Lawmakers need to reform and refine their approach to criminal justice.
Crime has gone down while the prison population has gone up. But the
connection is far from ironclad. In Wisconsin and elsewhere, crime rates
started falling before celebrated anti-crime policies took effect. Wisconsin
officials abolished parole at the end of 1999, eight years after crime rates
began a steep decline.

And "get-tough" approaches yield unintended consequences that may undermine
their limited positive impact. "Truth in sentencing" policy, for example,
was meant to give victims and community residents the satisfaction of
knowing that prisoners would have to serve out the sentence imposed by a
judge. But at the same time it took away a key incentive for inmates to
reform their ways: the possibility of early parole for improved attitude and
behavior.

And along the way, lawmakers passed bills ratcheting up criminal penalties
without any information on their future costs. In fact, from 1983 to 1999,
the Legislature specifically exempted crime bills from usual cost reviews, a
curious and ultimately expensive dodge. Despite recurring state budget
deficits, things haven't changed much in the legislative chambers: A
committee established in 2002 to evaluate the cost of crime bills has never
met and may be abolished this session. That shouldn't happen, and lawmakers
must also broaden their policy agenda beyond their penchant for punishment.

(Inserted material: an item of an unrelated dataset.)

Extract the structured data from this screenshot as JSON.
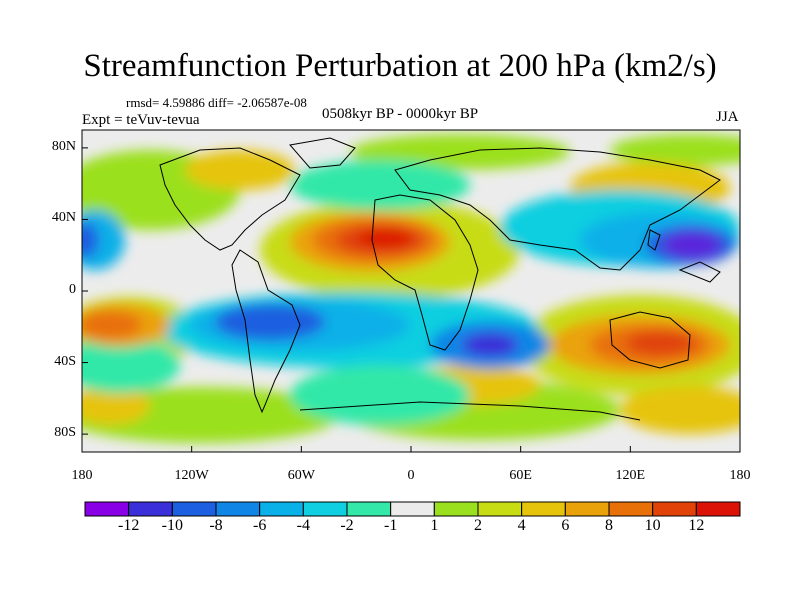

But while locking up more people is no solution, neither is letting more of
them out. Some politicians promote the misconception that state prisons are
full of non-violent drug offenders who never should have been imprisoned. In
fact, most people doing time have been convicted of multiple crimes, often
violent, as well as property and drug crimes.

Policymakers and the Doyle administration instead must renew the prison
system's focus on rehabilitation. The state has expanded drug and alcohol
treatment programs in prison, uses work-release programs for
minimum-security inmates, and plans to more effectively sanction
ex-offenders who violate parole terms.

Those measures are a good start. But policymakers, corrections officials,
community leaders, employers and others all have a bigger role to play in
dealing with the nine out of 10 convicts who get out of prison sooner or
later. In fact, what happens to those offenders after their release may be
the real key to ensuring community safety without bankrupting taxpayers.